Her pale green eyes flitted through minute head-bobs at each of my remarks, like the working of some infinitely delicate computer. She said, “Well, Harwell, thanks, but if you’re gonna call, why wait? Is there… somebody?”
I answered as evenly as I could. “Katya, not very long ago, I would have declined your number. Thought I was engaged. She said she loves being together, but she can’t go through with marriage. I’m dealing with that now. She may even still think we’re in a relationship.”
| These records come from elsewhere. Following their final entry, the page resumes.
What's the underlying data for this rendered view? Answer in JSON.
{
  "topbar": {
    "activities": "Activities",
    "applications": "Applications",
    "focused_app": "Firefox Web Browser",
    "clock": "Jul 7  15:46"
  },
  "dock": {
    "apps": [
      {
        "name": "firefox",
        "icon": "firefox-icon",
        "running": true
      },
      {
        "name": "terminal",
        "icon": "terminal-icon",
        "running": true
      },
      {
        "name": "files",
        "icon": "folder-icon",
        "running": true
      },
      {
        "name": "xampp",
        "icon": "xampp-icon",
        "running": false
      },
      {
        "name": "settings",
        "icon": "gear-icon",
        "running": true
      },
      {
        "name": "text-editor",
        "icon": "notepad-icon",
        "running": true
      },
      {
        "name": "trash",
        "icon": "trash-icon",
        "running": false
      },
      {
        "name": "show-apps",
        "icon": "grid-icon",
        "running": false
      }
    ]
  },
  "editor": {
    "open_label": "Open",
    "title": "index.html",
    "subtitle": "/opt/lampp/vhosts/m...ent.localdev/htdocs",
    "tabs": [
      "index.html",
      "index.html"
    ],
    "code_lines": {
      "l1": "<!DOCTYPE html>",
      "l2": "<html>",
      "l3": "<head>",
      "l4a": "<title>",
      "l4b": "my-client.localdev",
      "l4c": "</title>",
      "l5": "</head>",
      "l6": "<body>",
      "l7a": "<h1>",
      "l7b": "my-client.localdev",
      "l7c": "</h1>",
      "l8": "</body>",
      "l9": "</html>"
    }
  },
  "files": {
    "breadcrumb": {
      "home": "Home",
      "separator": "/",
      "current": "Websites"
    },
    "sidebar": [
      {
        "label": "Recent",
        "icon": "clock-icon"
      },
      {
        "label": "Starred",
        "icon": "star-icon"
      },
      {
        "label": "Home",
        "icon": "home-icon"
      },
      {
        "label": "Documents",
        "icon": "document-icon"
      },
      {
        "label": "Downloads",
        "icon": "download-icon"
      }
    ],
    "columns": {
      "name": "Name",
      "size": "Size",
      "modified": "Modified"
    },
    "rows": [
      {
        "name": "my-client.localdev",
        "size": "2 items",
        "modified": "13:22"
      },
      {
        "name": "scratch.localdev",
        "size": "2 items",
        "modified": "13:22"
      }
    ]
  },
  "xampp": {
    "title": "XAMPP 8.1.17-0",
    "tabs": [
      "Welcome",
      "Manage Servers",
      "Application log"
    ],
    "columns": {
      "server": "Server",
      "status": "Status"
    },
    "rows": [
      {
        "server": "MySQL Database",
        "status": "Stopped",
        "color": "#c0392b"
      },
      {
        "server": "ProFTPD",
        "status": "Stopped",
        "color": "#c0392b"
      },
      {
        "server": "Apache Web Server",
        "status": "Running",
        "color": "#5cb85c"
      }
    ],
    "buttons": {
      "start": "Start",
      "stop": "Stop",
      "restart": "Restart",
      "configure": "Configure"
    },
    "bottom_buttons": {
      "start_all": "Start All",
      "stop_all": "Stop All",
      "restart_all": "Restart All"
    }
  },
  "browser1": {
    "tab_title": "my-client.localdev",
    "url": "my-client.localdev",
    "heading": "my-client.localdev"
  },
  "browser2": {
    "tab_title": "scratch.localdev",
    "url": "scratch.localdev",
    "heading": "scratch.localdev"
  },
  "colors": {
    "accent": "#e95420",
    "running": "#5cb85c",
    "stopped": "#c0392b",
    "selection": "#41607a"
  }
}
Concern darkened Katya’s lively features. “Yeah… you’re right, Phil. It’s too much, and too soon. I admire your honesty, but you need time. Also, I’m not looking for all that either — I’m a career girl. I’m not settling down. Maybe down the road, we’ll refill your coffee or something. Give it a month. If you’re even thinking about me then, let’s have some laughs, who knows…”
Ran smiled warmly at the Italian in parting, “Bene, bene.” The flawless suits and full bags retreated down the stairs to cross Kearney again. The beautiful women were gossiping and grousing in their shared language as they disappeared among the downtown pedestrians. Ran’s eyes followed the receding curves and he laughed.
“Where were we? Oh, yeah. Autobiography. Phil, how can you be more interested in me than in them?”